Closed asfimport closed 15 years ago
Yonik Seeley (@yonik) (migrated from JIRA)
Attaching optimization patch. Results up front: random seeks to common terms with term enumerator: 58% improvement full iteration over all docs matching relatively unique terms: 1595% improvement
The optimizations:
Test index: this was obviously stacked to show best-case performance for these optimizations. 999,999 documents with maxBufferedDocs=10, resulting in 46 segments. The full iteration test used relatively unique terms (1 or 2 docs matching each), and the random seeks test used very common terms (if rare terms are used in this test, the initial seek dominates and swamps any improvement from the deferral of calls to next().)
Paul Elschot (migrated from JIRA)
Do I interpret correctly that getting the docIds for terms that are (almost) primary keys on a non optimized index will become a lot faster with this patch?
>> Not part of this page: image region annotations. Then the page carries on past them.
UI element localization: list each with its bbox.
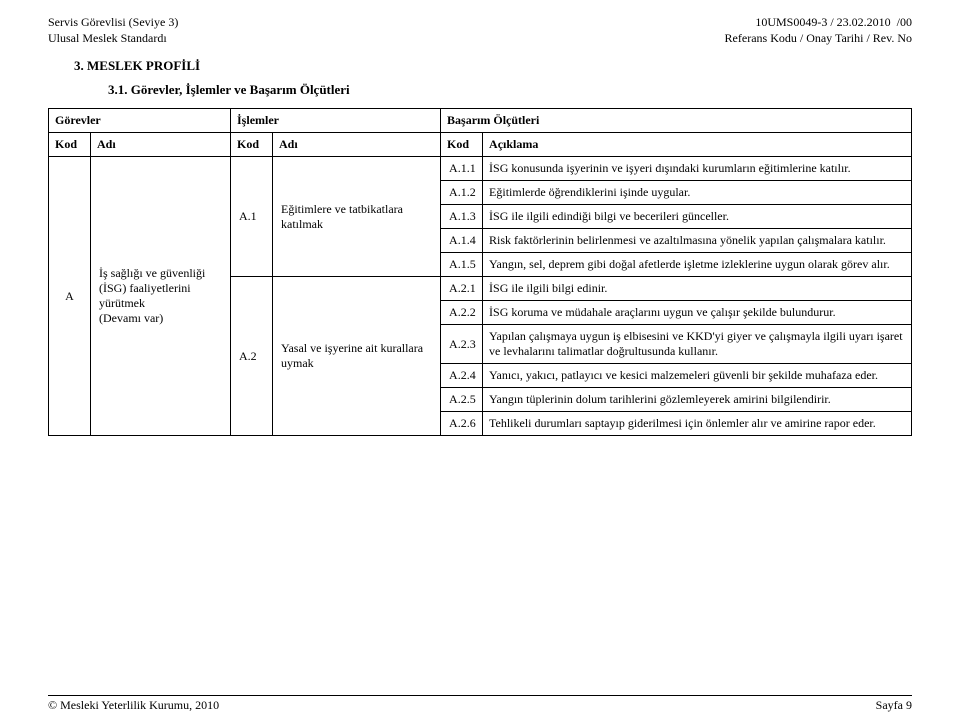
header-right: 10UMS0049-3 / 23.02.2010 /00 Referans Ko…: [725, 14, 912, 46]
header-left: Servis Görevlisi (Seviye 3) Ulusal Mesle…: [48, 14, 178, 46]
row-desc: Eğitimlerde öğrendiklerini işinde uygula…: [483, 181, 912, 205]
row-kod: A.1.2: [441, 181, 483, 205]
th-kod-2: Kod: [231, 133, 273, 157]
islem-adi-a1: Eğitimlere ve tatbikatlara katılmak: [273, 157, 441, 277]
row-kod: A.2.2: [441, 301, 483, 325]
page-footer: © Mesleki Yeterlilik Kurumu, 2010 Sayfa …: [48, 695, 912, 713]
footer-right: Sayfa 9: [876, 698, 912, 713]
document-page: Servis Görevlisi (Seviye 3) Ulusal Mesle…: [0, 0, 960, 725]
gorev-kod: A: [49, 157, 91, 436]
row-desc: Yanıcı, yakıcı, patlayıcı ve kesici malz…: [483, 364, 912, 388]
page-header: Servis Görevlisi (Seviye 3) Ulusal Mesle…: [48, 14, 912, 46]
section-title: 3. MESLEK PROFİLİ: [74, 58, 912, 74]
th-kod-3: Kod: [441, 133, 483, 157]
row-kod: A.1.4: [441, 229, 483, 253]
row-kod: A.1.1: [441, 157, 483, 181]
islem-kod-a2: A.2: [231, 277, 273, 436]
row-desc: Tehlikeli durumları saptayıp giderilmesi…: [483, 412, 912, 436]
row-desc: Yangın, sel, deprem gibi doğal afetlerde…: [483, 253, 912, 277]
row-kod: A.1.5: [441, 253, 483, 277]
table-header-row-1: Görevler İşlemler Başarım Ölçütleri: [49, 109, 912, 133]
th-basarim: Başarım Ölçütleri: [441, 109, 912, 133]
row-kod: A.2.6: [441, 412, 483, 436]
row-kod: A.2.1: [441, 277, 483, 301]
row-desc: İSG koruma ve müdahale araçlarını uygun …: [483, 301, 912, 325]
subsection-title: 3.1. Görevler, İşlemler ve Başarım Ölçüt…: [108, 82, 912, 98]
th-kod-1: Kod: [49, 133, 91, 157]
th-aciklama: Açıklama: [483, 133, 912, 157]
footer-left: © Mesleki Yeterlilik Kurumu, 2010: [48, 698, 219, 713]
row-desc: İSG konusunda işyerinin ve işyeri dışınd…: [483, 157, 912, 181]
hdr-left-2: Ulusal Meslek Standardı: [48, 31, 167, 45]
th-gorevler: Görevler: [49, 109, 231, 133]
islem-kod-a1: A.1: [231, 157, 273, 277]
table-header-row-2: Kod Adı Kod Adı Kod Açıklama: [49, 133, 912, 157]
hdr-right-1: 10UMS0049-3 / 23.02.2010 /00: [755, 15, 912, 29]
row-desc: Yangın tüplerinin dolum tarihlerini gözl…: [483, 388, 912, 412]
th-adi-2: Adı: [273, 133, 441, 157]
table-row: A İş sağlığı ve güvenliği (İSG) faaliyet…: [49, 157, 912, 181]
gorev-adi: İş sağlığı ve güvenliği (İSG) faaliyetle…: [91, 157, 231, 436]
profile-table: Görevler İşlemler Başarım Ölçütleri Kod …: [48, 108, 912, 436]
row-desc: İSG ile ilgili bilgi edinir.: [483, 277, 912, 301]
row-kod: A.2.4: [441, 364, 483, 388]
islem-adi-a2: Yasal ve işyerine ait kurallara uymak: [273, 277, 441, 436]
row-desc: Yapılan çalışmaya uygun iş elbisesini ve…: [483, 325, 912, 364]
row-kod: A.1.3: [441, 205, 483, 229]
row-desc: İSG ile ilgili edindiği bilgi ve beceril…: [483, 205, 912, 229]
row-kod: A.2.5: [441, 388, 483, 412]
row-desc: Risk faktörlerinin belirlenmesi ve azalt…: [483, 229, 912, 253]
th-islemler: İşlemler: [231, 109, 441, 133]
hdr-right-2: Referans Kodu / Onay Tarihi / Rev. No: [725, 31, 912, 45]
row-kod: A.2.3: [441, 325, 483, 364]
hdr-left-1: Servis Görevlisi (Seviye 3): [48, 15, 178, 29]
th-adi-1: Adı: [91, 133, 231, 157]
Yonik Seeley (@yonik) (migrated from JIRA)
Yes, if you are doing low level stuff directly on the MultiReader, like using TermEnum/TermDocs. Or calling Filter.getBits(multiReader). As you probably know, if you pass Filters or Queries to an IndexSearcher, it's now dropping down to the segment level already (a scorer is created per-segment) so it won't hit the MultiTermEnum code.
Michael McCandless (@mikemccand) (migrated from JIRA)
Patch look good Yonik!
Yonik Seeley (@yonik) (migrated from JIRA)
Hmmm, unfortunately, this patch does nothing for RangeFilter.getDocIdSet(MultiReader), as the term enumerator used there is no longer a MultiTermEnum.
Uwe Schindler (@uschindler) (migrated from JIRA)
Really? It's just a FilteredTermEnum on top of the TermEnum returned by MultiReader - so even when the filtered enum filters some terms, it should use the MultiTermEnum methods to iterate the terms.
Yonik Seeley (@yonik) (migrated from JIRA)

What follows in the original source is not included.